Gabeland

First week of the new schedule! I already missed it. Anyways, take a basic six-sided die.
You know, the one that has the numbers from 1 through 6 on it. Roll it twice, and add up the total.
The result can be anywhere from 2 to 12, but it’s most likely to be 7. You can see this if you look at the number of possibilities for each:

2 – 11
3 – 12 21
4 – 13 22 31
5 – 14 23 32 41
6 – 15 24 33 42 51
7 – 16 25 34 43 52 61
8 – 26 35 44 53 62
9 – 36 45 54 63
10 – 46 55 64
11 – 56 65
12 – 66

What if I told you that there was another set of two dice that had the exact same distribution?
The first die has the numbers [1,2,2,3,3,4] on it, and the second die has the numbers [1,3,4,5,6,8].
Let’s just tally the results to check:

2 – 11
3 – 21 21
4 – 13 31 31
5 – 14 23 23 41
6 – 15 24 24 33 33
7 – 16 25 25 34 34 43
8 – 26 26 35 35 44
9 – 18 36 36 45
10 – 28 28 46
11 – 38 38
12 – 48

Yep, it’s the same! But why? Why should these two seemingly arbitrary dice work?

(d# is a die with that many sides, in case you didn’t know that terminology)
Well, you can split a d6 into two smaller dice, a d2 and a d3, and add those together. You could have a d2 with [0,1] and a d3 with [1,3,5], or you could have a d2 with [0,3] and a d3 with [1,2,3]. Adding all four of those dice together gives the same result as two d6. So what if we swap them around? Combining the [0,1] with the [1,2,3] makes [1,2,2,3,3,4]. And combining the [0,3] with the [1,3,5] makes [1,3,4,5,6,8].

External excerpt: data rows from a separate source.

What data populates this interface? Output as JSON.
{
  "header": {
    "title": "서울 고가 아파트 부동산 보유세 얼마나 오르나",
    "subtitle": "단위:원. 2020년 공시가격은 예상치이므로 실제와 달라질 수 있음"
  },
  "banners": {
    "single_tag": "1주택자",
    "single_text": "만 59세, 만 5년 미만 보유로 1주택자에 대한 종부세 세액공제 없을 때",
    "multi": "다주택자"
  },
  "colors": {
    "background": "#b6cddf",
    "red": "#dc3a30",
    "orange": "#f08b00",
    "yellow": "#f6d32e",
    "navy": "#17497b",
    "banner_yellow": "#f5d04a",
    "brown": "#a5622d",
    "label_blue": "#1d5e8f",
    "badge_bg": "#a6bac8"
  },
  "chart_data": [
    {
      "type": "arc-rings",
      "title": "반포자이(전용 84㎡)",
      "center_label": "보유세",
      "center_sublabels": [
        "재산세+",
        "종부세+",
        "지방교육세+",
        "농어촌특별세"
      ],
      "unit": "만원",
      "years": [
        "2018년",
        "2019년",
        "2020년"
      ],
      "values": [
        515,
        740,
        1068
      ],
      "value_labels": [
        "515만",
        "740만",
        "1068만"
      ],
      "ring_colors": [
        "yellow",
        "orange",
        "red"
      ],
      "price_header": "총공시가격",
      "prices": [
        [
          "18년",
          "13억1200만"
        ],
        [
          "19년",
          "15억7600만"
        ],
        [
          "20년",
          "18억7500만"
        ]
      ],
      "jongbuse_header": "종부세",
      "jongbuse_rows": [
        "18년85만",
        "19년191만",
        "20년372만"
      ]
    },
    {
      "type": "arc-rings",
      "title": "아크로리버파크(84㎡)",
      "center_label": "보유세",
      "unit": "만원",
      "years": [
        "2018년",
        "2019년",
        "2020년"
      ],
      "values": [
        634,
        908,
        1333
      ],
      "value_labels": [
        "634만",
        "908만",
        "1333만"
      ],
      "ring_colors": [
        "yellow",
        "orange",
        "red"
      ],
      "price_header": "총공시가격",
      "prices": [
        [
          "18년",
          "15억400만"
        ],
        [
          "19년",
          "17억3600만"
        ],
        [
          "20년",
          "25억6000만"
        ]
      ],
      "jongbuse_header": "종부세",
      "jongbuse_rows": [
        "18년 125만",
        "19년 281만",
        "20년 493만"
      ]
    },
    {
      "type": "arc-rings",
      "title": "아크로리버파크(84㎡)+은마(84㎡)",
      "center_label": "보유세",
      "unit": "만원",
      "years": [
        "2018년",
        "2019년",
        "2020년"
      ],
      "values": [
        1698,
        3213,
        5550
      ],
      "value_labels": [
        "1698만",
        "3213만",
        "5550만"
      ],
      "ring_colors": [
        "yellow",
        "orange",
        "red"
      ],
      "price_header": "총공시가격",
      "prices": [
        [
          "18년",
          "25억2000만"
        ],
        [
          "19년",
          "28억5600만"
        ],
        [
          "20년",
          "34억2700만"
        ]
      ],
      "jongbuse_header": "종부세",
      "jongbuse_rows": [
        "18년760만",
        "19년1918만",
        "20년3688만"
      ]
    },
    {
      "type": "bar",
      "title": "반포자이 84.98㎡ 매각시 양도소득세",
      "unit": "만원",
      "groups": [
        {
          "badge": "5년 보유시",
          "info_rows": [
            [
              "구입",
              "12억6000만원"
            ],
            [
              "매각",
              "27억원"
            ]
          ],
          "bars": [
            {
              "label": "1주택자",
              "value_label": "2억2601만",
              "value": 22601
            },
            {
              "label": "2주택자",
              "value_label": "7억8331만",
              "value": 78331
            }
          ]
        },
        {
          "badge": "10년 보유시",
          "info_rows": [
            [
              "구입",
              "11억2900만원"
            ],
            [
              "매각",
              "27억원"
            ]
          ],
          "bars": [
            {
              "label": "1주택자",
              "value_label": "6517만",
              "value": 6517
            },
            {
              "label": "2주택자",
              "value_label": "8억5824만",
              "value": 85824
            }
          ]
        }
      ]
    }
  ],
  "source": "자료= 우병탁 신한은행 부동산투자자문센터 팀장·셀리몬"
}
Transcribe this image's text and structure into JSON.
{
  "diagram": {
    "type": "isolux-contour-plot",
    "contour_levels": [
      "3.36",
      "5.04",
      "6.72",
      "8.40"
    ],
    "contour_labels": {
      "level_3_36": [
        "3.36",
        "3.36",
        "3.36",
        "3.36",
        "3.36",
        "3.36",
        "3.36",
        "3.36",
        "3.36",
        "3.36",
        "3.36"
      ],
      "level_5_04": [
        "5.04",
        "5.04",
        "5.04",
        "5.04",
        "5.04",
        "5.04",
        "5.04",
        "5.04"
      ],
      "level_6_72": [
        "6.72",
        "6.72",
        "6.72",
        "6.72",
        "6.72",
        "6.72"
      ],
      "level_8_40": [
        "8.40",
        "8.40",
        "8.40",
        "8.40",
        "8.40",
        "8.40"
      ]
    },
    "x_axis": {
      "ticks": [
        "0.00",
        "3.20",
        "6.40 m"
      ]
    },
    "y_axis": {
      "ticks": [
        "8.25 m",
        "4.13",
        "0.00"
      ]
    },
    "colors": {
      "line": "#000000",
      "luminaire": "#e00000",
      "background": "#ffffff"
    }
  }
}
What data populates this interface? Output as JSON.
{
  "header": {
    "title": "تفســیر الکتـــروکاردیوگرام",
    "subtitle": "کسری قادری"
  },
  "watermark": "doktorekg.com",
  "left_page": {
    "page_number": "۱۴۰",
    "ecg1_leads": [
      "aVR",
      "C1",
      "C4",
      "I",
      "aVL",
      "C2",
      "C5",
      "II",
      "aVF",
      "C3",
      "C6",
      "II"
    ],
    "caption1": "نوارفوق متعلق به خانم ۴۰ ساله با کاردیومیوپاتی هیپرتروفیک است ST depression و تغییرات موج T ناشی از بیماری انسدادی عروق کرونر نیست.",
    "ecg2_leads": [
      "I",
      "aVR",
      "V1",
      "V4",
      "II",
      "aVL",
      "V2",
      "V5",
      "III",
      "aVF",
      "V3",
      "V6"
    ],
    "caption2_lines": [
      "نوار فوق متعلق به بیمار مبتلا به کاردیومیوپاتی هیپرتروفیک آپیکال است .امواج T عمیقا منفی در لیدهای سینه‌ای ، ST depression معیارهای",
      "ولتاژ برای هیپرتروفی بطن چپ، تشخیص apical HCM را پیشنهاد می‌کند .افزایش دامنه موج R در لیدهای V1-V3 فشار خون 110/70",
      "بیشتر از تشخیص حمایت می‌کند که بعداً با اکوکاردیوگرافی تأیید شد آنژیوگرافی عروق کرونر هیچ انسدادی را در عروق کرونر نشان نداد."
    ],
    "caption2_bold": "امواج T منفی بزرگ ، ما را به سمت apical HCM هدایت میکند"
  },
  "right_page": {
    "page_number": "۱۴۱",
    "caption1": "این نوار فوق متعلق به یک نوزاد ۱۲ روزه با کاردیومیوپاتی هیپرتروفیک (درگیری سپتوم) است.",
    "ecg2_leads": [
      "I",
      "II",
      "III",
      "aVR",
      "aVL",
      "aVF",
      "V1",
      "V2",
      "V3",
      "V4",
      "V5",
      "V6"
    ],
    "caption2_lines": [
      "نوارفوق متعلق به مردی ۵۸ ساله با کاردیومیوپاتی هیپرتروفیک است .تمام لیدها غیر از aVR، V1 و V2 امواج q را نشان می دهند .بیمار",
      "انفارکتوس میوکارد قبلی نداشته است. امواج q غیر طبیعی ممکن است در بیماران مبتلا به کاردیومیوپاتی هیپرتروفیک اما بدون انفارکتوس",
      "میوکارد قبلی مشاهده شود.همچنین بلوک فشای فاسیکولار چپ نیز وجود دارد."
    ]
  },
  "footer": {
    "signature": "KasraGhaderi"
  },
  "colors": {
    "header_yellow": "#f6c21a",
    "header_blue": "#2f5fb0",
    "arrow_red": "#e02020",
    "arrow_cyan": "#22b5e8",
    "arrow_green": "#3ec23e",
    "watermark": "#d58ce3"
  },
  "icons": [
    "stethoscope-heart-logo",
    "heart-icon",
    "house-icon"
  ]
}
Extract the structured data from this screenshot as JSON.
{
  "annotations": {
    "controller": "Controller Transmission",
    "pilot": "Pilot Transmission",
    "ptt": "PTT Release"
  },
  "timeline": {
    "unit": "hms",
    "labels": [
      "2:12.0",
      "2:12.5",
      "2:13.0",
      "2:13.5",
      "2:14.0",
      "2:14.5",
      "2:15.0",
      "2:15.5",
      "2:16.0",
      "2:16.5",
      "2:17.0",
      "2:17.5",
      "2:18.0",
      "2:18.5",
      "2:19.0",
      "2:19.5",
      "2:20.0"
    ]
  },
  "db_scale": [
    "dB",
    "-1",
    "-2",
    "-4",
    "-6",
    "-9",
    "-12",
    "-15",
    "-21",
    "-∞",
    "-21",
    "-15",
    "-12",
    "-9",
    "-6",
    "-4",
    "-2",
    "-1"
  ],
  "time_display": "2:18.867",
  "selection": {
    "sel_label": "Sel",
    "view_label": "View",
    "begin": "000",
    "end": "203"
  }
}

But wait, there’s more! What if we combined them in different ways? You could get a d4 with [1,2,4,5] and a d9 with [1,2,3,3,4,5,5,6,7]. (I got this by subtracting one from the d9 sides and adding one to the d4 sides, since that doesn’t change the results.) Or you could have a coin which adds 1 if it’s heads, and a d18 with [2,3,4,4,5,5,6,6,6,7,7,7,8,8,9,9,10,11]. But that last one’s kind of ridiculous, because a d18 doesn’t actually exist. Right?

There’s also a different way you could look at this: Turn the dice into functions.
Consider this function: x + x² + x³ + x⁴ + x⁵ + x⁶. The exponents are the possible results, and the coefficients are the number of possibilities for each result.

If you square it, you get this,
x² + 2x³ + 3x⁴ + 4x⁵ + 5x⁶ + 6x⁷ + 5x⁸ + 4x⁹ + 3x¹⁰ + 2x¹¹ + x¹²
which is exactly the distribution for 2 dice.

However, the important thing about this is that now we can factor them. x + x² + x³ + x⁴ + x⁵ + x⁶ factors into x(x+1)(x²+x+1)(x²-x+1). What is that equivalent to in dice? A d1 with [1], a d2 with [0,1], a d3 with [0,1,2]… and another d1… that has one side with 0, one side with 2… and negative one side with 1? I’ve been trying to come up with a physical interpretation of that for a while, but I think there just is none.

But, regardless, now we can get the alternate dice a different way.
The dice need to be six-sided, so the sum of the coefficients has to be 6. How do we find that? Evaluate it at x=1. x+1 evaluates to 2, and x²+x+1 evaluates to 3, so we need those to be paired up. And each one needs an x, otherwise it’d just be equivalent to adding 1 to one of them and subtracting 1 from the other. That leaves only the x²-x+1 term. If we give one of them to each, then you get the original two d6. But if you give them both to one die, and none to the other, then it’s different.

x(x+1)(x²+x+1) = x + 2x² + 2x³ + x⁴
x(x+1)(x²+x+1)(x²-x+1)(x²-x+1) = x + x³ + x⁴ + x⁵ + x⁶ + x⁸

And there you have it! And, furthermore, I’ve now proven that this is the only other way to do it, because there’s no other way to factor x + x² + x³ + x⁴ + x⁵ + x⁶.